In the newly decided Packingham v. North Carolina case, the Supreme Court was quick to note that, “sexual abuse of a child is a most serious crime and an act repugnant to the moral instincts of a decent people,” Ashcroft v. Free Speech Coalition, 535 U. S. 234, 244, and that a legislature “may pass valid laws to protect children” and other sexual assault victims, id., at 245. However, the assertion of a valid governmental interest “cannot, in every context, be insulated from all constitutional protections.” Stanley v. Georgia, 394 U. S. 557, 563. However, the court was very concerned with the prohibitions scope on the types of speech it burdens. Namely, that many people use various forms of social media not only as a means of communication, but also as a primary source for, “knowing current events, checking ads for employment, speaking and listening in the modern public square, and otherwise exploring the vast realms of human thought and knowledge”.

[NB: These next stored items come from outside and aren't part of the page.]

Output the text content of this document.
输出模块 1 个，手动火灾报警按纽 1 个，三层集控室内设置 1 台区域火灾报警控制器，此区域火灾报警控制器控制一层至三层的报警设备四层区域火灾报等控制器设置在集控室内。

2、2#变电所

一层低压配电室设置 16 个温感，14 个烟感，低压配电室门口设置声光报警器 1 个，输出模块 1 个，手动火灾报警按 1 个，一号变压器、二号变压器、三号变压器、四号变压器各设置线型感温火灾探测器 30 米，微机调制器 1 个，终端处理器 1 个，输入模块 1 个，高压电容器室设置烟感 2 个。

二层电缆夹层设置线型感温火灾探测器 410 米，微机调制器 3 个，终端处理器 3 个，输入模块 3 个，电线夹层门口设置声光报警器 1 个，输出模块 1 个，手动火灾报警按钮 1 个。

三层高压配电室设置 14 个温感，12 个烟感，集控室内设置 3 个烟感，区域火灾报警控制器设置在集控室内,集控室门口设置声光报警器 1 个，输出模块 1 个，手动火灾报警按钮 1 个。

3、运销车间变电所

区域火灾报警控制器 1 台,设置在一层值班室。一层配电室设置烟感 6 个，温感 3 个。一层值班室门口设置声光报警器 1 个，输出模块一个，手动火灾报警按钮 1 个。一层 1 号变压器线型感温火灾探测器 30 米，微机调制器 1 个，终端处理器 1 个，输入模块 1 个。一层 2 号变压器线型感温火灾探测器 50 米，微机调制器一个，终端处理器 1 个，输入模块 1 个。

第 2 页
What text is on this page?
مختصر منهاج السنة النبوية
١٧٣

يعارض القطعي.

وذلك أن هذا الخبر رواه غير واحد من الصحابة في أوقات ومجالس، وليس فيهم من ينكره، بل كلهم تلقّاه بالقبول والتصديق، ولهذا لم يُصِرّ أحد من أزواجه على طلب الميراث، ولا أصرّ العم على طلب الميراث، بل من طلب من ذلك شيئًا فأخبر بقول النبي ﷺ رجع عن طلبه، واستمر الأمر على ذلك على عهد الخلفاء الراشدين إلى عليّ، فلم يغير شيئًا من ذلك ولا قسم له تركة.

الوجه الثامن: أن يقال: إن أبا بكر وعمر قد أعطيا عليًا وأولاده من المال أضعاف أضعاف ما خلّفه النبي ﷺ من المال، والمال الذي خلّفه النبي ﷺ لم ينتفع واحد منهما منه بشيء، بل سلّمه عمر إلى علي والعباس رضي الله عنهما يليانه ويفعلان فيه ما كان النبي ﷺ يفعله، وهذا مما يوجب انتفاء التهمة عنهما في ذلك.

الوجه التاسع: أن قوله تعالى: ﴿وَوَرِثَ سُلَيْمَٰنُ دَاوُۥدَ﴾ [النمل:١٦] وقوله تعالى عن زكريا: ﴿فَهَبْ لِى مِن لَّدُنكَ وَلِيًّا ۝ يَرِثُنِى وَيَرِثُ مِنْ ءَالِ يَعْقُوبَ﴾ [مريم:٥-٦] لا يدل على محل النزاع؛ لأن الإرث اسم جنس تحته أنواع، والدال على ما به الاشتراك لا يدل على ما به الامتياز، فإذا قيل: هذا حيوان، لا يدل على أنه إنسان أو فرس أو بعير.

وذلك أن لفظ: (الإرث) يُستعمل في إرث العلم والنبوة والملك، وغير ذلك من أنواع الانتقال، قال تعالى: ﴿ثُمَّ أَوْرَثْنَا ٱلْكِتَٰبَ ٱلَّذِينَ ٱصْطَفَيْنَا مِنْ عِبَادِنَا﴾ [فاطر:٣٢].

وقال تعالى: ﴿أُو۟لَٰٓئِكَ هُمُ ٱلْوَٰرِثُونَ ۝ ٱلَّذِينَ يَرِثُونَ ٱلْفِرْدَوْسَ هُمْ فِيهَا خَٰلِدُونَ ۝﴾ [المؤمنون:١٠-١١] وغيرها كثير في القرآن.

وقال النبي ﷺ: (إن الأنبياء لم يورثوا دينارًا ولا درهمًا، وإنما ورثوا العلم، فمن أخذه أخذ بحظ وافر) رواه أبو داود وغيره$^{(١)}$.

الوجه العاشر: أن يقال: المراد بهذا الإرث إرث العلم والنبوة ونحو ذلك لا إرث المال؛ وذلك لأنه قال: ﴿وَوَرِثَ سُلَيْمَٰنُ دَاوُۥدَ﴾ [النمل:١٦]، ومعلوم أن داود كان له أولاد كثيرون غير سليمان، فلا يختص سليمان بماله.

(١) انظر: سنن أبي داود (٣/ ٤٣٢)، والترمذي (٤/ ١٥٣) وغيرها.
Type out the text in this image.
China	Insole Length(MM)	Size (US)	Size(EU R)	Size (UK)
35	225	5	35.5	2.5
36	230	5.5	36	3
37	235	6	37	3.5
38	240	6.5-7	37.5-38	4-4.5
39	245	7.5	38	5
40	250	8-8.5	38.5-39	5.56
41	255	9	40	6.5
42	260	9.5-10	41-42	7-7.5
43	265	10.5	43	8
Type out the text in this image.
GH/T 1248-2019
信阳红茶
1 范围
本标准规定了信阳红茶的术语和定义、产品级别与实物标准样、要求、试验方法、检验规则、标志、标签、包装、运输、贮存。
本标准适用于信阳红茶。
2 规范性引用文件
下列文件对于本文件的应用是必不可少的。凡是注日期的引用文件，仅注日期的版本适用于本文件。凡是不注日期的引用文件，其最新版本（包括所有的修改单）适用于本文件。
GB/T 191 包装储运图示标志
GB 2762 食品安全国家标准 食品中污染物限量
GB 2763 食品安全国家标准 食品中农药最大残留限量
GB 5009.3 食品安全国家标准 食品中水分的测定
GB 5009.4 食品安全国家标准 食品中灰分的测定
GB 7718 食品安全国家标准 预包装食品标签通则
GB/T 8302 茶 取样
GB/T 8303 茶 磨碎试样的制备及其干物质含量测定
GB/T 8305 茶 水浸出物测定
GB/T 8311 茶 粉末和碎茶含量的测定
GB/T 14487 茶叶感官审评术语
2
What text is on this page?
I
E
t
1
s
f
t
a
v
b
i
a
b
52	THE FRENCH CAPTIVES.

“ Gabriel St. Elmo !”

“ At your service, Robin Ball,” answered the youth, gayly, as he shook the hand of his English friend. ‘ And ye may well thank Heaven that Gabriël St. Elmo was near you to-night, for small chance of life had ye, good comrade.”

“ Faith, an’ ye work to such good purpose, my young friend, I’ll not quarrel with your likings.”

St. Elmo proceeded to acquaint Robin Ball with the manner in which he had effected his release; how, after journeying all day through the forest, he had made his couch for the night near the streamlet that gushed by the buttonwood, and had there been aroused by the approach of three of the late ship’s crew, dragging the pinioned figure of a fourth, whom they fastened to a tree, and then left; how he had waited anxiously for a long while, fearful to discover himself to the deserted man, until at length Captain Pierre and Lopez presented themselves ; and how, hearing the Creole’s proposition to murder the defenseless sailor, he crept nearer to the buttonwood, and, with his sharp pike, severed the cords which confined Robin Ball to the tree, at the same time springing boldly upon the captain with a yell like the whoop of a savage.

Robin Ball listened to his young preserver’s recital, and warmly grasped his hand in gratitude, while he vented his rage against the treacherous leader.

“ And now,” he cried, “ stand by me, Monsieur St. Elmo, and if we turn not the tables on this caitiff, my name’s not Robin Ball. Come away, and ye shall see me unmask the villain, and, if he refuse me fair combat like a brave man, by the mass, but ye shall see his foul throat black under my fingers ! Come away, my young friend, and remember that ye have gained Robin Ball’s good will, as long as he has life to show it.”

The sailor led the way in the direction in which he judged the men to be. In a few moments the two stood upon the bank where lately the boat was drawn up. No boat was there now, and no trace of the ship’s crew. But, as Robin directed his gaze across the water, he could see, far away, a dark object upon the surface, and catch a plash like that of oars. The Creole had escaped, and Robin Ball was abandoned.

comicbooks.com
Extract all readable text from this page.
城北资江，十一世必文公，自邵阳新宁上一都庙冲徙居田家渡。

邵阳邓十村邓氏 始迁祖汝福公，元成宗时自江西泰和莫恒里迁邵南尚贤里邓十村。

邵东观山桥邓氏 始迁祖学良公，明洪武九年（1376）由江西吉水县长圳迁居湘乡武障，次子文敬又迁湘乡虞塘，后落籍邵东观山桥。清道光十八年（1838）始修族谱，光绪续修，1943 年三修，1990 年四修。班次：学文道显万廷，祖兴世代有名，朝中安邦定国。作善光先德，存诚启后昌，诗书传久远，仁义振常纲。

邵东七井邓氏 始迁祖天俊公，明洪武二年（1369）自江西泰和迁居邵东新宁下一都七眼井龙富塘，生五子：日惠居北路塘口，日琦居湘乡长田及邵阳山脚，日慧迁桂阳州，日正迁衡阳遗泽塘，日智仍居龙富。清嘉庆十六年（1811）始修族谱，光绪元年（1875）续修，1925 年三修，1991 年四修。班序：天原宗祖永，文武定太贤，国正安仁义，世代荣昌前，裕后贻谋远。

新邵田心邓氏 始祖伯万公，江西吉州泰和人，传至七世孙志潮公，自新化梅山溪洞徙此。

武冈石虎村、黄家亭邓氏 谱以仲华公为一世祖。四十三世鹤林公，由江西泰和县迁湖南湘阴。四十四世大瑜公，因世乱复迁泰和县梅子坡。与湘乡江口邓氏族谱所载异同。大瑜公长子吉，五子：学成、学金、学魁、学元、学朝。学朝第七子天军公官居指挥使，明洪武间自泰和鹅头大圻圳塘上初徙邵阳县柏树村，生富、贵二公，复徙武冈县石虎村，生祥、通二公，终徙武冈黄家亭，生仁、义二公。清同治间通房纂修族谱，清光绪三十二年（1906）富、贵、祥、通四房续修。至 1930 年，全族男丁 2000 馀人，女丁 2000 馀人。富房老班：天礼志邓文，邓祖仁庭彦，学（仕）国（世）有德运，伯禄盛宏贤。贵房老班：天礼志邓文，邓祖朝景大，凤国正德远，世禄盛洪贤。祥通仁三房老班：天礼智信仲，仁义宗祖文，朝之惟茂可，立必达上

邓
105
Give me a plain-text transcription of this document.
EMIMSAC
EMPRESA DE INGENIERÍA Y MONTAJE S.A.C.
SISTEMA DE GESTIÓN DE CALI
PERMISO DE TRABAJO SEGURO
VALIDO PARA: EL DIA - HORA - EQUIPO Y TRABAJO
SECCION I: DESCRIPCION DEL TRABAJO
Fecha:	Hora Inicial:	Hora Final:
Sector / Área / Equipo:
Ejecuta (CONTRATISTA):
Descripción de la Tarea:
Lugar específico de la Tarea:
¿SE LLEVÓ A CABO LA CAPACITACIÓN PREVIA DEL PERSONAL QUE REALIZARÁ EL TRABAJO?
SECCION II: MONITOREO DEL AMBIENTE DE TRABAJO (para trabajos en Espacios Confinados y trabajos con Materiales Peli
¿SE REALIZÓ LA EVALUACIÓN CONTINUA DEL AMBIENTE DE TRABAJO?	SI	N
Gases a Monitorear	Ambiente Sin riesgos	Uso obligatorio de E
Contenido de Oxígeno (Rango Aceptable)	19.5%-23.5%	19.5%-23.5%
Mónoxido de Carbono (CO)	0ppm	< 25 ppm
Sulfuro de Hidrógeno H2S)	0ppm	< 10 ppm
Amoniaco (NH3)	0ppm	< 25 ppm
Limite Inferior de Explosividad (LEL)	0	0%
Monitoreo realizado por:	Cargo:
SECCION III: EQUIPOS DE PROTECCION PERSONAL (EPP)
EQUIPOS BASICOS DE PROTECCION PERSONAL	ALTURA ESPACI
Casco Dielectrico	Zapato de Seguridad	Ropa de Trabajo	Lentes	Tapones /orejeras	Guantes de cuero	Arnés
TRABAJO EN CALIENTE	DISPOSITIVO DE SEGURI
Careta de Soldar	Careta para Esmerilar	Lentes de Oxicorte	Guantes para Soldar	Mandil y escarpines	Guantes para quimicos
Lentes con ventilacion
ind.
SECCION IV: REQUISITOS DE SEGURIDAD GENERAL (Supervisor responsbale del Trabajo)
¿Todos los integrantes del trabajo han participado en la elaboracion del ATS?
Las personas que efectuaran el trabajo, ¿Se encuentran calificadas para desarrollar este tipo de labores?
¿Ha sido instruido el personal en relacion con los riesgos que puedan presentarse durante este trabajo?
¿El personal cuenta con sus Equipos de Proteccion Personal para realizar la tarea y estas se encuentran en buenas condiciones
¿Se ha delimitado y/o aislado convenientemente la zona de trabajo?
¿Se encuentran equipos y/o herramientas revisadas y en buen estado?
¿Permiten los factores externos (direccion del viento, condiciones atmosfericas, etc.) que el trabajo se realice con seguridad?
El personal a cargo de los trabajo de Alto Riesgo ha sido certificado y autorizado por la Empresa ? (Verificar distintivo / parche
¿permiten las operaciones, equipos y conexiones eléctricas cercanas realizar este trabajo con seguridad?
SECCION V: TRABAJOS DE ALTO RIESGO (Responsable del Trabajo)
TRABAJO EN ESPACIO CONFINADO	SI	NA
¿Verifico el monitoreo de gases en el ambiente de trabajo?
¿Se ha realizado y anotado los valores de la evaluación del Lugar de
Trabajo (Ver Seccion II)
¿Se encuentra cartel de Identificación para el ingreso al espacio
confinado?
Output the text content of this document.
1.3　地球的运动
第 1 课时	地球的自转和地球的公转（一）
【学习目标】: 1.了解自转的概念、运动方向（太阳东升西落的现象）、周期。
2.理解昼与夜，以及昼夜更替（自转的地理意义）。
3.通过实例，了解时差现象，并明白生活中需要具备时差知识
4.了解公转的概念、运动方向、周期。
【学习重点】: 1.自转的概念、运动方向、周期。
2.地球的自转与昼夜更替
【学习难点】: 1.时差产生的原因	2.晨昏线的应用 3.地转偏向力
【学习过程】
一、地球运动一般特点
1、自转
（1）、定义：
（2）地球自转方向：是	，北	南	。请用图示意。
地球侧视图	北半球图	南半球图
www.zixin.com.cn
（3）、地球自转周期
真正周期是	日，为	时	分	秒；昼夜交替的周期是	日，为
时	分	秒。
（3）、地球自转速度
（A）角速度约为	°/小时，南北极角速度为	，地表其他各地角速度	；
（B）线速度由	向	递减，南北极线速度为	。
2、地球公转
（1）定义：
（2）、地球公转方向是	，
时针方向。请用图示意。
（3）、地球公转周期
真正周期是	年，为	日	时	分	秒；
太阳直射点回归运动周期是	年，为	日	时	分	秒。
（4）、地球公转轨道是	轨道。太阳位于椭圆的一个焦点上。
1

It appears that this opinion takes a hard-line approach to speech restrictions in cyberspace, and in many respects it does. However, the opinion leaves open the possibility for other carefully crafted legislation which prohibits some similar conduct. Of course, any such legislation would have to pass the appropriate level of scrutiny depending on which type of speech is addressed, and which forum the speech is regulated from. This may prove a daunting task for states wishing to restrict speech on the internet, even when legitimate government interests exist.